Issu d'une famille aisée, Albert de Belleroche n'a jamais eu besoin de vendre pour être artiste. Encouragé depuis l'enfance à dessiner, il est resté un esprit indépendant, et les quelques années d'apprentissage, dès ses 18 ans, dans l'atelier de Carolus-Duran, n'auront au final été qu'un prétexte à la rencontre artistique la plus précieuse de sa carrière, en 1882, avec le peintre américain John Singer Sargent (1856-1925). Sa formation de peintre, dessinateur et lithographe s'est faite essentiellement dans les musées, en voyageant, en regardant les grands maîtres hollandais et espagnols du XVIIe siècle et en échangeant avec ses contemporains, en cette fin de siècle où l'Impressionnisme et le Symbolisme sont des sources d'inspiration très riches.
Installé dans le quartier de Montmartre entre les années 1885 et 1910, Belleroche côtoie les écrivains et les peintres de son temps. Ses modèles dans ces années-là sont les mêmes que ses confrères Sargent, Toulouse-Lautrec, Fantin-Latour et Degas. Le regard tourné essentiellement vers la beauté féminine, Belleroche est considéré comme l'un des représentants du style dit Belle Époque, avec, selon nous, davantage de trouble et de poésie.
Dans ce dessin, celui que Renoir surnommait « le peintre des femmes décoiffées » atteint l'équilibre parfait entre la maîtrise du dessin (d'une exécution certainement rapide) et l'évocation tout en nuances de la sensualité, de la retenue. Comme souvent chez lui, le regard reste vague, la gestuelle, les mains également. C'est le naturel en mouvement, c'est un regard posé sur un moment furtif.
L'étude du catalogue raisonné des lithographies de l'artiste permet éventuellement de mettre un nom sur cette silhouette élégante : il s'agirait là de la modèle Nini Fleury, aux longs cheveux bruns toujours rapidement attachés, qui entre dans l'atelier de Belleroche autour de 1904 (voir le tableau et les estampes dans la galerie). C'est une hypothèse. Mais cette jeune modèle peut aussi rester anonyme, elle n'en perd rien de sa présence, et ce dessin trouve élégamment sa place dans un intérieur.
Selon la galerie londonienne Liss Lewellyn qui fait autorité sur l'artiste et a récemment publié une étude très complète sur Belleroche, les dessins de l'artiste sont rares puisque, pour préparer ses œuvres, il dessinait à même la toile ou bien immédiatement sur la pierre lithographique. Nous recommandons la lecture de ce catalogue d'exposition de 2024 pour approfondir l'étude de l’œuvre d'Albert de Belleroche (lien disponible sur demande).

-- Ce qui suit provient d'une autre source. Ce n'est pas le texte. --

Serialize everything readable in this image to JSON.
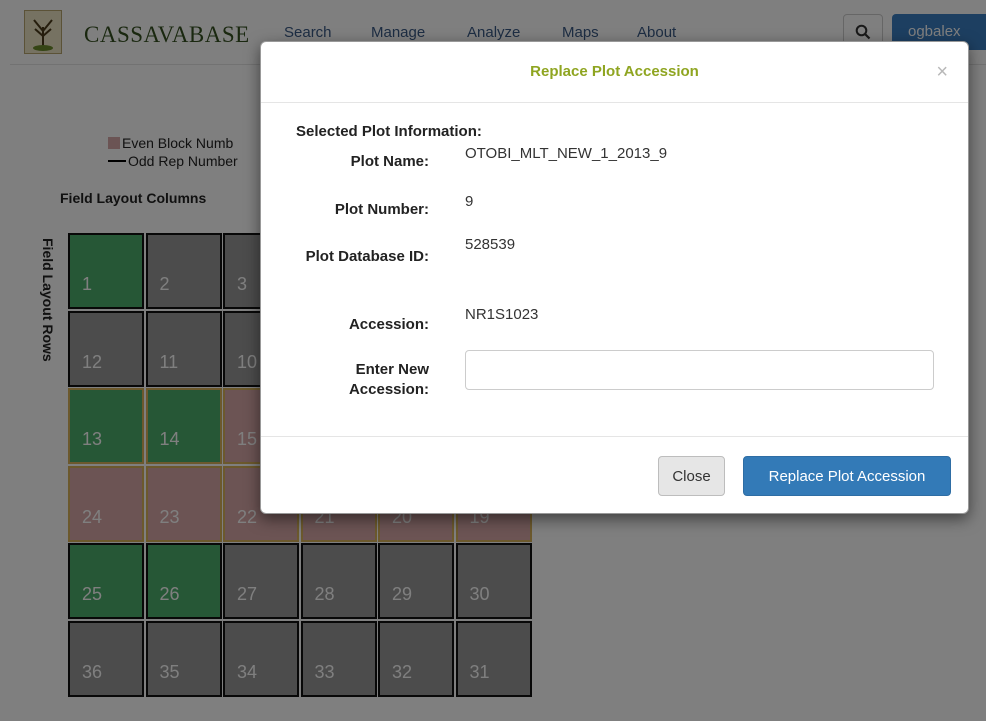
{
  "navbar": {
    "brand": "CASSAVABASE",
    "items": [
      "Search",
      "Manage",
      "Analyze",
      "Maps",
      "About"
    ],
    "search_icon": "search-icon",
    "user": "ogbalex"
  },
  "layout": {
    "legend_even_block": "Even Block Numb",
    "legend_odd_rep": "Odd Rep Number",
    "columns_label": "Field Layout Columns",
    "rows_label": "Field Layout Rows",
    "plots": [
      {
        "label": "1",
        "style": "green"
      },
      {
        "label": "2",
        "style": "gray"
      },
      {
        "label": "3",
        "style": "gray"
      },
      {
        "label": "12",
        "style": "gray"
      },
      {
        "label": "11",
        "style": "gray"
      },
      {
        "label": "10",
        "style": "gray"
      },
      {
        "label": "13",
        "style": "green-y"
      },
      {
        "label": "14",
        "style": "green-y"
      },
      {
        "label": "15",
        "style": "pink"
      },
      {
        "label": "24",
        "style": "pink"
      },
      {
        "label": "23",
        "style": "pink"
      },
      {
        "label": "22",
        "style": "pink"
      },
      {
        "label": "21",
        "style": "pink"
      },
      {
        "label": "20",
        "style": "pink"
      },
      {
        "label": "19",
        "style": "pink"
      },
      {
        "label": "25",
        "style": "green"
      },
      {
        "label": "26",
        "style": "green"
      },
      {
        "label": "27",
        "style": "gray"
      },
      {
        "label": "28",
        "style": "gray"
      },
      {
        "label": "29",
        "style": "gray"
      },
      {
        "label": "30",
        "style": "gray"
      },
      {
        "label": "36",
        "style": "gray"
      },
      {
        "label": "35",
        "style": "gray"
      },
      {
        "label": "34",
        "style": "gray"
      },
      {
        "label": "33",
        "style": "gray"
      },
      {
        "label": "32",
        "style": "gray"
      },
      {
        "label": "31",
        "style": "gray"
      }
    ],
    "colors": {
      "green": "#4caf6d",
      "gray": "#999999",
      "pink": "#d9a9a9",
      "block_border": "#d8b25a"
    }
  },
  "modal": {
    "title": "Replace Plot Accession",
    "close_symbol": "×",
    "section_title": "Selected Plot Information:",
    "fields": [
      {
        "label": "Plot Name:",
        "value": "OTOBI_MLT_NEW_1_2013_9"
      },
      {
        "label": "Plot Number:",
        "value": "9"
      },
      {
        "label": "Plot Database ID:",
        "value": "528539"
      },
      {
        "label": "Accession:",
        "value": "NR1S1023"
      }
    ],
    "new_accession_label": "Enter New Accession:",
    "new_accession_value": "",
    "close_button": "Close",
    "replace_button": "Replace Plot Accession",
    "colors": {
      "title": "#8fa521",
      "primary": "#337ab7"
    }
  }
}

A l'approche de la grande exposition consacrée à John Singer Sargent, cet automne au musée d'Orsay, il ne fait aucun doute que l’œuvre d'Albert de Belleroche sera évoquée, voire mise en valeur de nouveau. C'est là un artiste qui a décidé de rester discret, mais auteur d'un œuvre dont l'aspect confidentiel égale le charme et le caractère si attirant, si voluptueux de ses compositions et de ce dessin en particulier.
Albert de Belleroche est un artiste à redécouvrir.

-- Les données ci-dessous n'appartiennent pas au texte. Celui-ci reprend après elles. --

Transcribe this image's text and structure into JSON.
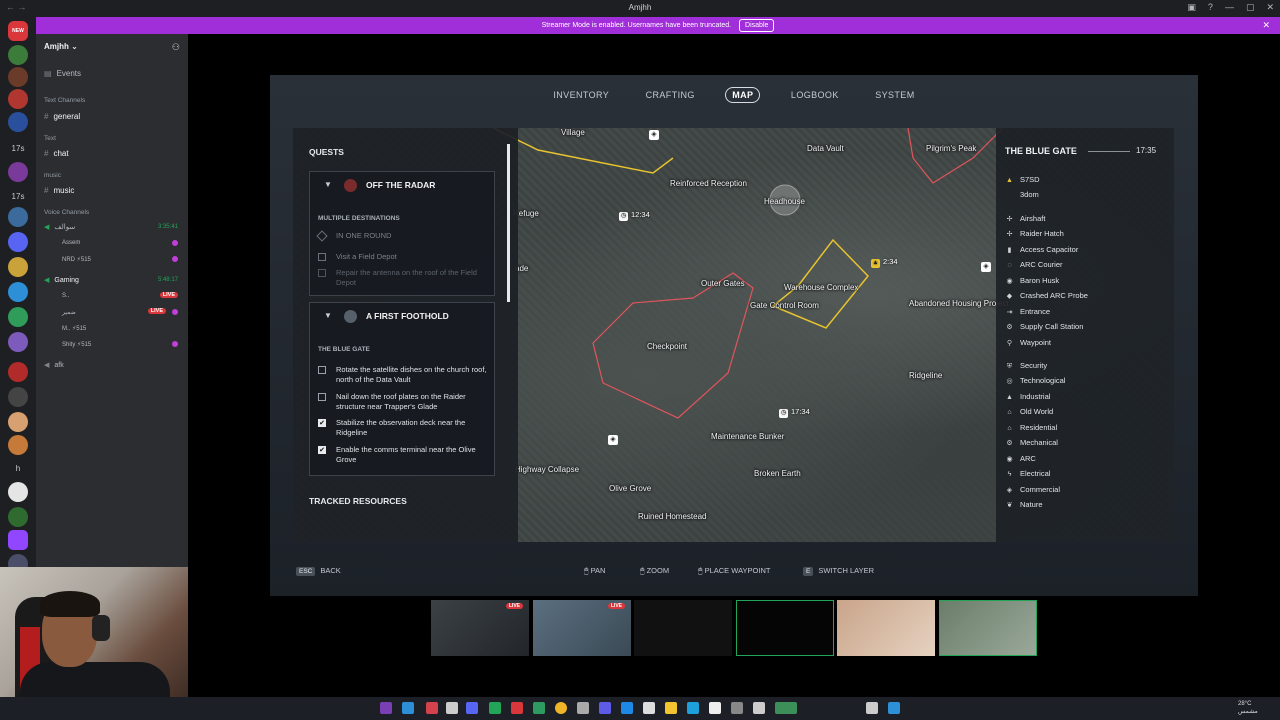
{
  "window": {
    "title": "Amjhh"
  },
  "banner": {
    "text": "Streamer Mode is enabled. Usernames have been truncated.",
    "disable_label": "Disable",
    "close": "✕"
  },
  "server": {
    "name": "Amjhh",
    "events_label": "Events",
    "categories": {
      "text_channels": "Text Channels",
      "text": "Text",
      "music": "music",
      "voice_channels": "Voice Channels"
    },
    "channels": {
      "general": "general",
      "chat": "chat",
      "music": "music"
    },
    "voice": {
      "ch1": {
        "name": "سوالف",
        "time": "3:35:41"
      },
      "ch1_users": [
        "Assem",
        "NRD"
      ],
      "gaming": {
        "name": "Gaming",
        "time": "5:48:17"
      },
      "gaming_users": [
        "S..",
        "ضمير",
        "M..",
        "Shity"
      ],
      "afk": "afk"
    },
    "live_label": "LIVE",
    "badge_515": "⚡515"
  },
  "server_rail": {
    "new_badge": "NEW",
    "labels": [
      "17s",
      "17s",
      "h"
    ]
  },
  "game": {
    "tabs": [
      {
        "label": "INVENTORY"
      },
      {
        "label": "CRAFTING"
      },
      {
        "label": "MAP"
      },
      {
        "label": "LOGBOOK"
      },
      {
        "label": "SYSTEM"
      }
    ],
    "quests_title": "QUESTS",
    "tracked_title": "TRACKED RESOURCES",
    "quest1": {
      "name": "OFF THE RADAR",
      "subheading": "MULTIPLE DESTINATIONS",
      "option": "IN ONE ROUND",
      "items": [
        "Visit a Field Depot",
        "Repair the antenna on the roof of the Field Depot"
      ]
    },
    "quest2": {
      "name": "A FIRST FOOTHOLD",
      "subheading": "THE BLUE GATE",
      "items": [
        {
          "text": "Rotate the satellite dishes on the church roof, north of the Data Vault",
          "checked": false
        },
        {
          "text": "Nail down the roof plates on the Raider structure near Trapper's Glade",
          "checked": false
        },
        {
          "text": "Stabilize the observation deck near the Ridgeline",
          "checked": true
        },
        {
          "text": "Enable the comms terminal near the Olive Grove",
          "checked": true
        }
      ]
    },
    "map_labels": {
      "village": "Village",
      "data_vault": "Data Vault",
      "pilgrims_peak": "Pilgrim's Peak",
      "reinforced_reception": "Reinforced Reception",
      "headhouse": "Headhouse",
      "refuge": "Refuge",
      "glade": "ade",
      "outer_gates": "Outer Gates",
      "warehouse_complex": "Warehouse Complex",
      "gate_control_room": "Gate Control Room",
      "abandoned_housing": "Abandoned Housing Project",
      "checkpoint": "Checkpoint",
      "ridgeline": "Ridgeline",
      "maintenance_bunker": "Maintenance Bunker",
      "broken_earth": "Broken Earth",
      "highway_collapse": "Highway Collapse",
      "olive_grove": "Olive Grove",
      "ruined_homestead": "Ruined Homestead"
    },
    "timers": [
      "12:34",
      "17:34",
      "2:34"
    ],
    "legend": {
      "map_name": "THE BLUE GATE",
      "time": "17:35",
      "players": [
        "S7SD",
        "3dom"
      ],
      "poi": [
        "Airshaft",
        "Raider Hatch",
        "Access Capacitor",
        "ARC Courier",
        "Baron Husk",
        "Crashed ARC Probe",
        "Entrance",
        "Supply Call Station",
        "Waypoint"
      ],
      "zones": [
        "Security",
        "Technological",
        "Industrial",
        "Old World",
        "Residential",
        "Mechanical",
        "ARC",
        "Electrical",
        "Commercial",
        "Nature"
      ]
    },
    "hints": {
      "esc_key": "ESC",
      "back": "BACK",
      "pan": "PAN",
      "zoom": "ZOOM",
      "place_waypoint": "PLACE WAYPOINT",
      "e_key": "E",
      "switch_layer": "SWITCH LAYER"
    }
  },
  "taskbar": {
    "temp": "28°C",
    "weather": "مشمس",
    "time": "",
    "date": ""
  }
}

Ses œuvres sont conservées dans les plus belles institutions en France et à l'international : au musée d'Orsay, à la Tate Britain et au British Museum de Londres, au San Diego Museum of Art et au Metropolitan, parmi d'autres. La plus grande collection d'estampes d'Albert de Belleroche, comportant plus de 500 épreuves, est conservée au Cabinet des Estampes de la Bibliothèque Royale de Belgique. Le plus bel ensemble de dessins est certainement celui de l'Ashmolean Museum d'Oxford, qui offre à voir des comparatifs intéressants avec notre œuvre.